Prodigy Lemma support in Dutch - NER patterns

Hi there! I'm new to SpaCy and Prodigy so bear with me :innocent:
So I'm not sure if it's a bug or not supported or something else but I'm running into the following issue.

If you take the following Dutch example, neither 'kijk' or 'kijken' are pre-highlighted in Prodigy.
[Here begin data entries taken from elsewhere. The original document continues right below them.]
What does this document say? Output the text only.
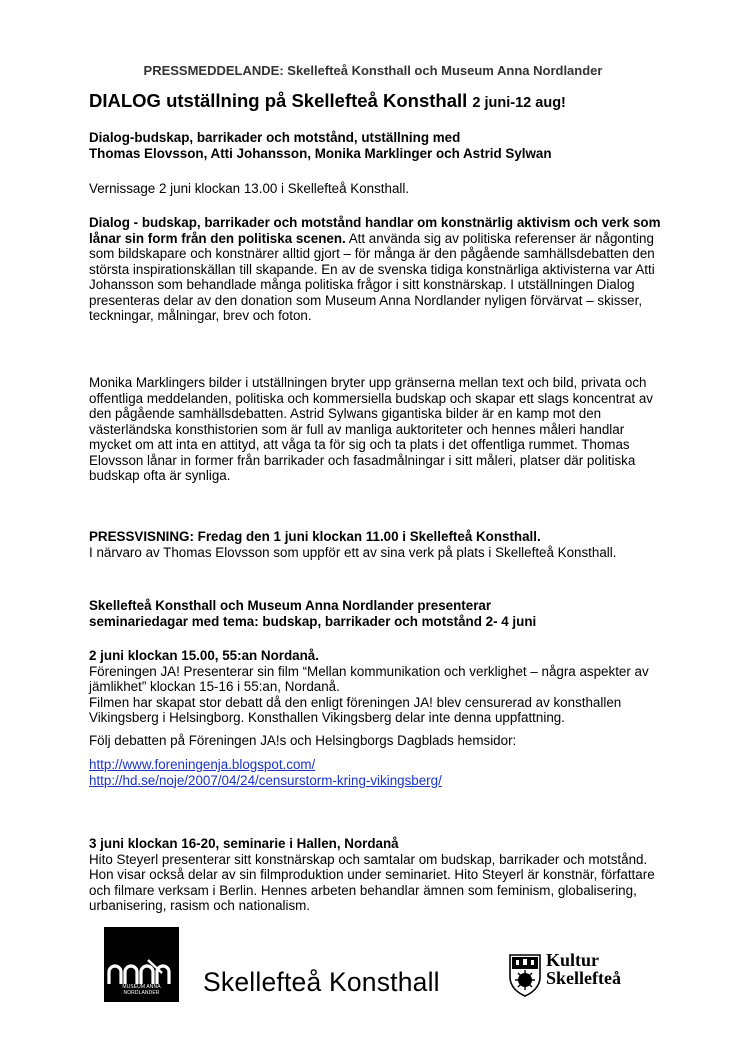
PRESSMEDDELANDE: Skellefteå Konsthall och Museum Anna Nordlander
DIALOG utställning på Skellefteå Konsthall 2 juni-12 aug!
Dialog-budskap, barrikader och motstånd, utställning med
Thomas Elovsson, Atti Johansson, Monika Marklinger och Astrid Sylwan
Vernissage 2 juni klockan 13.00 i Skellefteå Konsthall.
Dialog - budskap, barrikader och motstånd handlar om konstnärlig aktivism och verk som lånar sin form från den politiska scenen. Att använda sig av politiska referenser är någonting som bildskapare och konstnärer alltid gjort – för många är den pågående samhällsdebatten den största inspirationskällan till skapande. En av de svenska tidiga konstnärliga aktivisterna var Atti Johansson som behandlade många politiska frågor i sitt konstnärskap. I utställningen Dialog presenteras delar av den donation som Museum Anna Nordlander nyligen förvärvat – skisser, teckningar, målningar, brev och foton.
Monika Marklingers bilder i utställningen bryter upp gränserna mellan text och bild, privata och offentliga meddelanden, politiska och kommersiella budskap och skapar ett slags koncentrat av den pågående samhällsdebatten. Astrid Sylwans gigantiska bilder är en kamp mot den västerländska konsthistorien som är full av manliga auktoriteter och hennes måleri handlar mycket om att inta en attityd, att våga ta för sig och ta plats i det offentliga rummet. Thomas Elovsson lånar in former från barrikader och fasadmålningar i sitt måleri, platser där politiska budskap ofta är synliga.
PRESSVISNING: Fredag den 1 juni klockan 11.00 i Skellefteå Konsthall.
I närvaro av Thomas Elovsson som uppför ett av sina verk på plats i Skellefteå Konsthall.
Skellefteå Konsthall och Museum Anna Nordlander presenterar
seminariedagar med tema: budskap, barrikader och motstånd 2- 4 juni
2 juni klockan 15.00, 55:an Nordanå.
Föreningen JA! Presenterar sin film “Mellan kommunikation och verklighet – några aspekter av jämlikhet” klockan 15-16 i 55:an, Nordanå.
Filmen har skapat stor debatt då den enligt föreningen JA! blev censurerad av konsthallen Vikingsberg i Helsingborg. Konsthallen Vikingsberg delar inte denna uppfattning.
Följ debatten på Föreningen JA!s och Helsingborgs Dagblads hemsidor:
http://www.foreningenja.blogspot.com/
http://hd.se/noje/2007/04/24/censurstorm-kring-vikingsberg/
3 juni klockan 16-20, seminarie i Hallen, Nordanå
Hito Steyerl presenterar sitt konstnärskap och samtalar om budskap, barrikader och motstånd. Hon visar också delar av sin filmproduktion under seminariet. Hito Steyerl är konstnär, författare och filmare verksam i Berlin. Hennes arbeten behandlar ämnen som feminism, globalisering, urbanisering, rasism och nationalism.
MUSEUM ANNA NORDLANDER	Skellefteå Konsthall
Kultur
Skellefteå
prodigy ner.manual example_data nl_core_news_md ./examples.jsonl --label VISUAL --patterns patterns.jsonl

Examples:
{"text":"Ik kijk uit naar je reactie"}
{"text":"Wij kijken uit naar je reactie"}

Pattern:
{"label": "VISUAL", "pattern": [{"lemma": "kijk"}]}

If I give this a try in English it does seem to work and the data is pre-highlighted:

prodigy ner.manual example_data en_core_web_md ./examples.jsonl --label VISUAL --patterns patterns.jsonl

Examples:
{"text":"I look forward to seeing you"}
{"text":"I'm looking forward to your response"}

Pattern:
{"label": "VISUAL", "pattern": [{"lemma": "look"}]}

But if I run the following python script it does return the lemma it seems for 'kijk', the results do look quite different compared to English though:

doc = nlp("Ik kijk uit naar je reactie")

for word in next(doc.sents):
    print(word.lemma_)

ik
kijken
uit
naar
je
reactie

If I run it against the matcher, it returns nothing (while again it does work in English):

nlp = spacy.load("nl")
matcher = Matcher(nlp.vocab)

pattern = [{"LEMMA": "kijk"}]
matcher.add("KIJK", None, pattern)

doc = nlp("Ik kijk uit naar je reactie")

matches = matcher(doc)
for match_id, start, end in matches:
    string_id = nlp.vocab.strings[match_id] 
    span = doc[start:end]  
    print(match_id, string_id, start, end, span.text)

# Returns nothing

# Adjusted to English in does work and returns:
# 16028893611387356987 KIJK 2 3 looking

So I'm a bit lost haha. Is the Dutch language supported for this?

I'm also looking for some best practices in regards to training a single model vs multiple models. For instance, if I want a label VISUAL and AUDITORY entities (e.g. "I'm seeing" and "I'm hearing") and the training data is the same what are the pros and cons of using one model versus two separate models.

Thanks!

Hi! So if I read this correctly, the problem you're seeing is that a pattern isn't being picked up in Prodigy, even though the lemma matches the token's lemma when you process the same text directly in spaCy? Under the hood, Prodigy calls into spaCy's Matcher, so if spaCy produces a match, Prodigy should definitely detect the same match.

When you processed the text in Python, did you use the same model (nl_core_news_md) and the same spaCy version? It looks like you're calling nlp = spacy.load("nl"), which is typically the shortcut for the _sm model, so the model you're using here might be different? Also, in your Dutch matcher example, you're using [{"LEMMA": "kijk"}] – shouldn't that be [{"LEMMA": "kijken"}]? At least, that's the lemma produced by the lemmatizer for that sentence. So it makes sense that a pattern with kijk doesn't match.

The Dutch lemmatization is based on the part-of-speech tags and lookup tables, so depending on the model version and the text, you may see different results. So it can also happen that the model gets something wrong and produces an incorrect tag or lemma. But in that case, you should see that when you inspect token.lemma_.